Menteri Eropa dan Luar Negeri Prancis Jean Noel Barrot di Istana Merdeka, Jakarta pada Rabu, 26 Maret 2025/RMOL
Hubungan bilateral antara Prancis dan Aljazair kembali memasuki masa suram setelah Paris mengumumkan pengusiran 12 staf diplomatik dan konsuler Aljazair serta penarikan duta besarnya dari Aljir.
Menurut Menteri Luar Negeri Prancis, Jean-Noel Barrot, langkah ini merupakan balasan langsung atas tindakan Aljazair sehari sebelumnya yang memerintahkan 12 diplomat Prancis meninggalkan negara itu dalam waktu 48 jam.
"Pengusiran ini merupakan tanggapan yang proporsional dan diperlukan mengingat tindakan tidak bersahabat yang dilakukan pihak Aljazair," ujarnha dalam pernyataan pers, seperti dimuat Al Jazeera pada Rabu, 16 April 2025.
"Kami tidak bisa membiarkan pelanggaran terhadap hukum dan norma diplomatik internasional," tegasnya lagi.
Ketegangan bermula setelah pihak berwenang Prancis menahan tiga warga negara Aljazair, termasuk seorang pejabat konsuler, atas dugaan keterlibatan dalam penculikan aktivis dan influencer media sosial, Amir Boukhors, lebih dikenal sebagai "Amir DZ".
Boukhors, yang telah mendapat suaka politik di Prancis sejak 2023, diculik di pinggiran Paris pada April tahun lalu dan dibebaskan sehari kemudian. Ketiganya kini menghadapi dakwaan konspirasi penculikan dan "tindakan teroris".
Bagi Aljazair, penangkapan seorang karyawan konsulat oleh Prancis merupakan pelanggaran besar terhadap kekebalan diplomatik.
Pemerintah Aljazair menyebut tindakan Prancis sebagai "provokasi yang tidak dapat diterima" dan mendesak pembebasan serta pemulangan segera terhadap pejabat tersebut.
Seorang pejabat tinggi di Kementerian Luar Negeri Aljazair, yang enggan disebutkan namanya, mengatakan bahwa pengusiran diplomat Prancis merupakan bentuk protes terhadap pelanggaran serius terhadap Konvensi Wina.
Tindakan ini menandai eskalasi tajam dalam hubungan antara kedua negara, yang sempat menunjukkan tanda-tanda pemulihan.
Padahal seminggu sebelumnya, Barrot melakukan kunjungan ke Aljir dan bertemu dengan Presiden Abdelmadjid Tebboune. Saat itu, ia menyatakan bahwa hubungan bilateral telah kembali ke jalur yang konstruktif.
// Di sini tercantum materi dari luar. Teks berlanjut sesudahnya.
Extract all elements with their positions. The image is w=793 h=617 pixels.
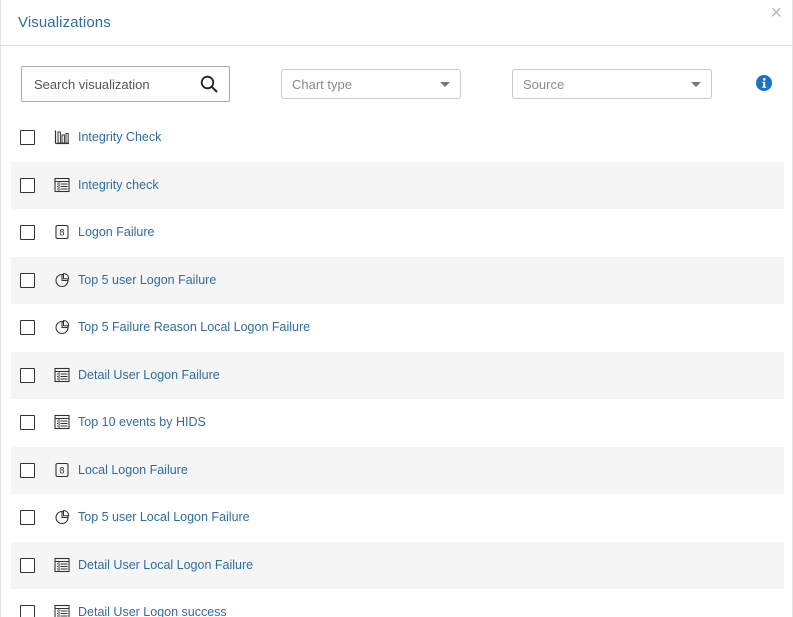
item-checkbox[interactable] — [20, 272, 35, 288]
item-label[interactable]: Logon Failure — [78, 225, 154, 239]
list-item[interactable]: Top 5 user Logon Failure — [11, 256, 784, 304]
table-icon — [54, 367, 70, 383]
modal-header: Visualizations × — [1, 0, 792, 46]
item-checkbox[interactable] — [20, 415, 35, 430]
scrollbar[interactable] — [788, 46, 792, 617]
item-checkbox[interactable] — [20, 367, 35, 383]
item-checkbox[interactable] — [20, 177, 35, 193]
chart-type-placeholder: Chart type — [292, 77, 352, 92]
table-icon — [54, 177, 70, 193]
list-item[interactable]: 8 Logon Failure — [11, 209, 784, 257]
pie-chart-icon — [54, 319, 70, 335]
chart-type-select[interactable]: Chart type — [281, 69, 461, 99]
list-item[interactable]: Detail User Logon Failure — [11, 351, 784, 399]
pie-chart-icon — [54, 272, 70, 288]
search-input[interactable] — [22, 67, 192, 101]
list-item[interactable]: Top 5 Failure Reason Local Logon Failure — [11, 304, 784, 352]
item-checkbox[interactable] — [20, 130, 35, 145]
list-item[interactable]: Top 10 events by HIDS — [11, 399, 784, 447]
item-label[interactable]: Integrity check — [78, 178, 159, 192]
svg-text:8: 8 — [59, 466, 64, 476]
chevron-down-icon — [691, 82, 701, 87]
table-icon — [54, 604, 70, 617]
item-checkbox[interactable] — [20, 605, 35, 617]
list-item[interactable]: Integrity check — [11, 161, 784, 209]
visualizations-modal: Visualizations × Chart type Source Integ… — [0, 0, 793, 617]
item-label[interactable]: Detail User Logon success — [78, 605, 227, 617]
item-checkbox[interactable] — [20, 320, 35, 335]
table-icon — [54, 414, 70, 430]
item-checkbox[interactable] — [20, 462, 35, 478]
modal-title: Visualizations — [18, 14, 111, 31]
info-icon[interactable] — [756, 75, 772, 91]
table-icon — [54, 557, 70, 573]
list-item[interactable]: Integrity Check — [11, 114, 784, 162]
item-label[interactable]: Top 5 Failure Reason Local Logon Failure — [78, 320, 310, 334]
item-label[interactable]: Integrity Check — [78, 130, 161, 144]
source-placeholder: Source — [523, 77, 565, 92]
metric-number-icon: 8 — [54, 224, 70, 240]
pie-chart-icon — [54, 509, 70, 525]
item-label[interactable]: Detail User Local Logon Failure — [78, 558, 253, 572]
list-item[interactable]: 8 Local Logon Failure — [11, 446, 784, 494]
chevron-down-icon — [440, 82, 450, 87]
item-label[interactable]: Top 10 events by HIDS — [78, 415, 206, 429]
item-checkbox[interactable] — [20, 510, 35, 525]
list-item[interactable]: Detail User Local Logon Failure — [11, 541, 784, 589]
item-label[interactable]: Top 5 user Logon Failure — [78, 273, 216, 287]
item-checkbox[interactable] — [20, 225, 35, 240]
list-item[interactable]: Detail User Logon success — [11, 589, 784, 617]
visualization-list: Integrity Check Integrity check 8 Logon Fai… — [11, 114, 784, 617]
svg-text:8: 8 — [59, 229, 64, 239]
source-select[interactable]: Source — [512, 69, 712, 99]
close-icon[interactable]: × — [770, 3, 782, 23]
search-box[interactable] — [21, 66, 230, 102]
item-label[interactable]: Top 5 user Local Logon Failure — [78, 510, 250, 524]
metric-number-icon: 8 — [54, 462, 70, 478]
item-checkbox[interactable] — [20, 557, 35, 573]
list-item[interactable]: Top 5 user Local Logon Failure — [11, 494, 784, 542]
item-label[interactable]: Detail User Logon Failure — [78, 368, 220, 382]
search-icon[interactable] — [200, 75, 218, 93]
item-label[interactable]: Local Logon Failure — [78, 463, 188, 477]
bar-chart-icon — [54, 129, 70, 145]
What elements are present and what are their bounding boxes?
Namun, rangkaian peristiwa terbaru menunjukkan bahwa ketegangan historis dan politis masih membayangi relasi kedua negara.
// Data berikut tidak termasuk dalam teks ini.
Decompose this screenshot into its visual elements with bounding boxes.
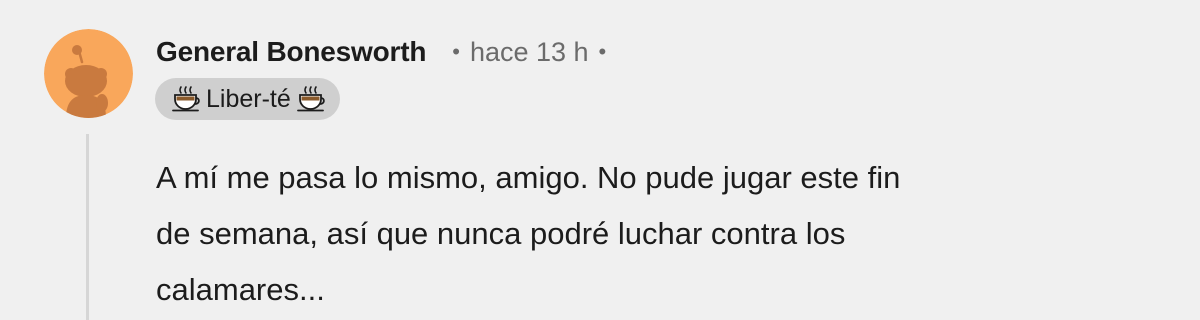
comment-body-line: A mí me pasa lo mismo, amigo. No pude ju…: [156, 160, 901, 195]
teacup-icon: [296, 84, 326, 114]
comment-body-line: calamares...: [156, 272, 325, 307]
separator-dot: •: [452, 39, 460, 64]
author-name[interactable]: General Bonesworth: [156, 36, 426, 68]
comment-body-line: de semana, así que nunca podré luchar co…: [156, 216, 846, 251]
separator-dot: •: [598, 39, 607, 64]
teacup-icon: [171, 84, 201, 114]
flair-label: Liber-té: [206, 84, 291, 113]
thread-line[interactable]: [86, 134, 89, 320]
comment-body: A mí me pasa lo mismo, amigo. No pude ju…: [156, 150, 1156, 318]
snoo-avatar-icon[interactable]: [44, 29, 133, 118]
user-flair[interactable]: Liber-té: [155, 78, 340, 120]
comment: General Bonesworth • hace 13 h • Liber-t…: [0, 0, 1200, 320]
timestamp[interactable]: hace 13 h: [470, 37, 589, 68]
comment-header: General Bonesworth • hace 13 h •: [156, 30, 606, 74]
Dari dukungan Presiden Emmanuel Macron terhadap otonomi Maroko di Sahara Barat hingga pemenjaraan penulis Boualem Sansal oleh pengadilan Aljazair, ketidakpercayaan di antara kedua ibu kota tampaknya belum sepenuhnya surut.
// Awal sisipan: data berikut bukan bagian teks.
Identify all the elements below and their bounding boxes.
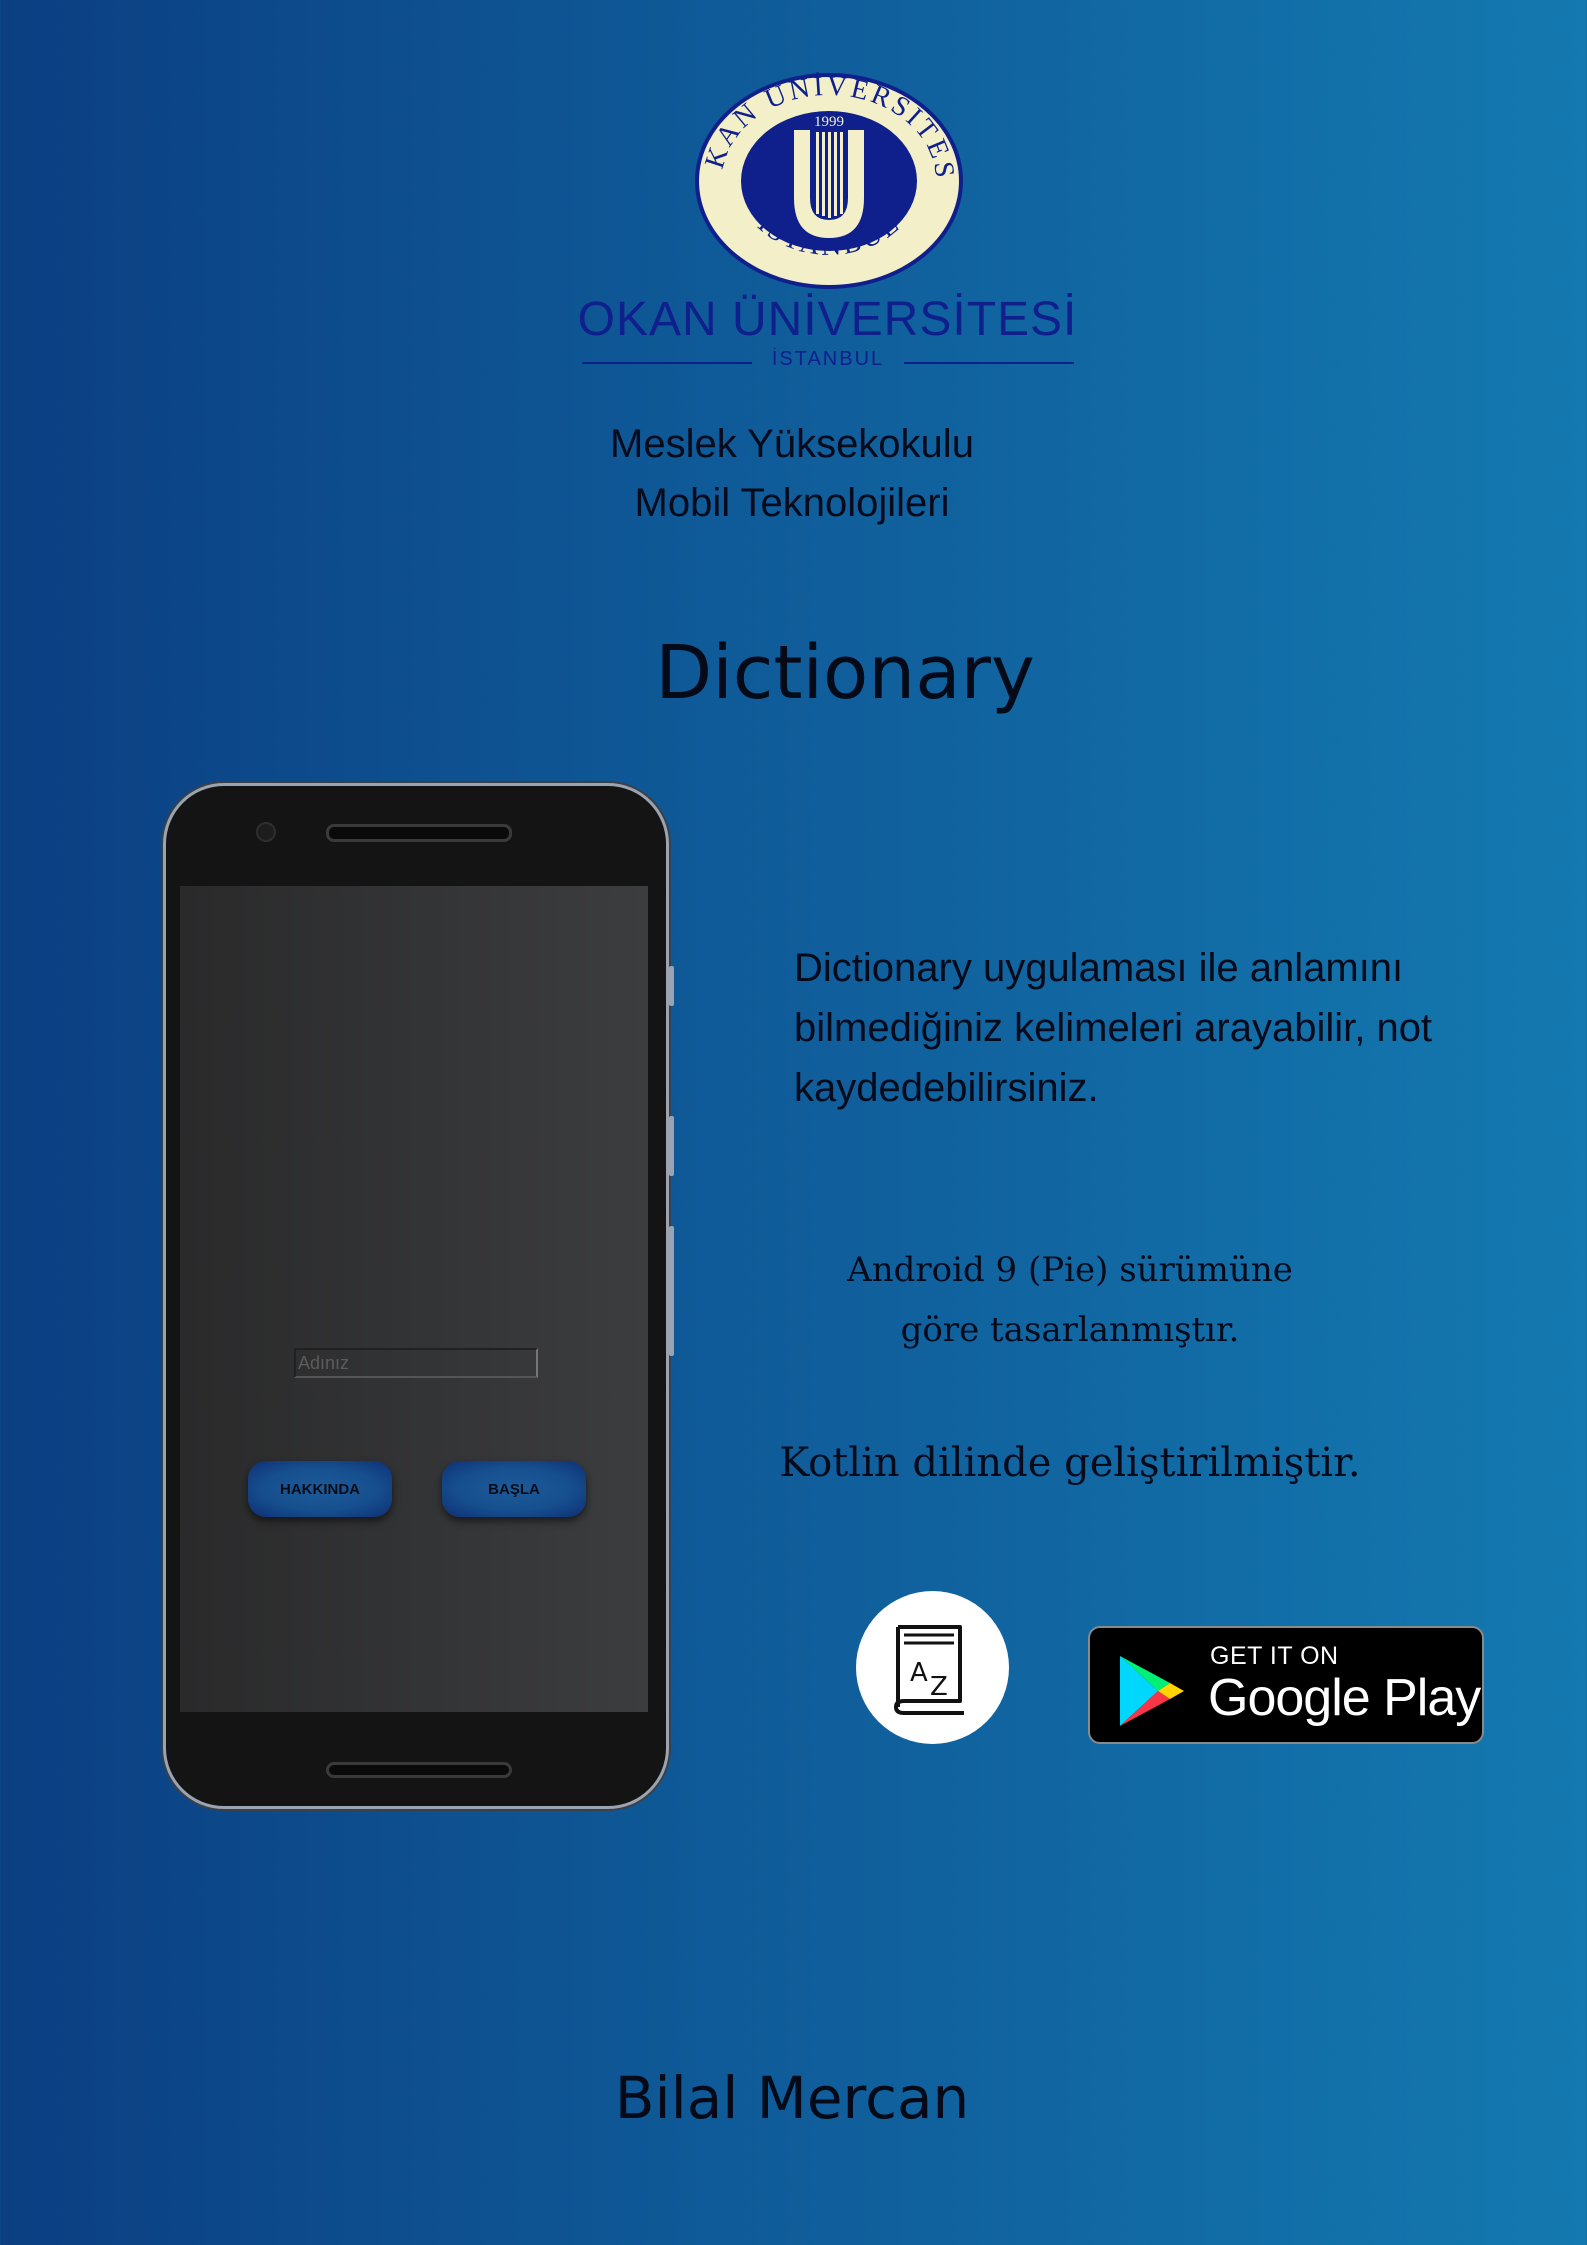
phone-camera	[256, 822, 276, 842]
name-input[interactable]	[294, 1348, 538, 1378]
about-button[interactable]: HAKKINDA	[248, 1461, 392, 1517]
phone-mockup: HAKKINDA BAŞLA	[166, 786, 674, 1806]
dictionary-app-icon: A Z	[856, 1591, 1009, 1744]
phone-speaker	[326, 1762, 512, 1778]
app-title: Dictionary	[655, 630, 1035, 716]
play-badge-caption: GET IT ON	[1210, 1642, 1339, 1670]
android-note-line: Android 9 (Pie) sürümüne	[847, 1250, 1293, 1290]
university-wordmark: OKAN ÜNİVERSİTESİ	[577, 293, 1078, 346]
university-seal-icon: OKAN ÜNİVERSİTESİ • İSTANBUL • 1999	[680, 46, 966, 292]
author-name: Bilal Mercan	[614, 2064, 970, 2132]
phone-screen: HAKKINDA BAŞLA	[180, 886, 648, 1712]
google-play-logo-icon	[1116, 1652, 1188, 1735]
phone-side-button	[669, 1226, 674, 1356]
play-badge-store: Google Play	[1208, 1669, 1481, 1727]
phone-speaker	[326, 824, 512, 842]
android-version-note: Android 9 (Pie) sürümüne göre tasarlanmı…	[790, 1240, 1350, 1360]
school-name: Meslek Yüksekokulu	[610, 422, 974, 466]
program-name: Mobil Teknolojileri	[634, 481, 950, 525]
google-play-badge[interactable]: GET IT ON Google Play	[1088, 1626, 1484, 1744]
start-button[interactable]: BAŞLA	[442, 1461, 586, 1517]
phone-side-button	[669, 1116, 674, 1176]
svg-text:1999: 1999	[814, 114, 844, 130]
kotlin-note: Kotlin dilinde geliştirilmiştir.	[779, 1440, 1361, 1486]
university-subtitle: İSTANBUL	[582, 346, 1074, 370]
android-note-line: göre tasarlanmıştır.	[900, 1310, 1240, 1350]
divider	[904, 362, 1074, 364]
app-description: Dictionary uygulaması ile anlamını bilme…	[794, 946, 1433, 1110]
phone-side-button	[669, 966, 674, 1006]
svg-text:A: A	[910, 1658, 928, 1688]
svg-text:Z: Z	[930, 1672, 948, 1702]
Kementerian Luar Negeri Prancis juga mencatat bahwa jika pengusiran ini benar-benar dilakukan, maka ini akan menjadi kali pertama diplomat Prancis diusir dari Aljazair sejak kemerdekaan negara itu pada tahun 1962.
Sementara itu, Aljazair tetap menuntut ekstradisi Boukhors, yang saat ini dilindungi oleh status suaka politik. Ia telah menjadi sorotan otoritas Aljazair karena kontennya yang mengkritik tajam pemerintah melalui platform media sosial, terutama TikTok.
Krisis diplomatik ini bisa berimbas panjang tidak hanya pada kerja sama politik dan keamanan, tetapi juga pada hubungan ekonomi dan migrasi antara dua negara yang memiliki sejarah panjang dan kompleks.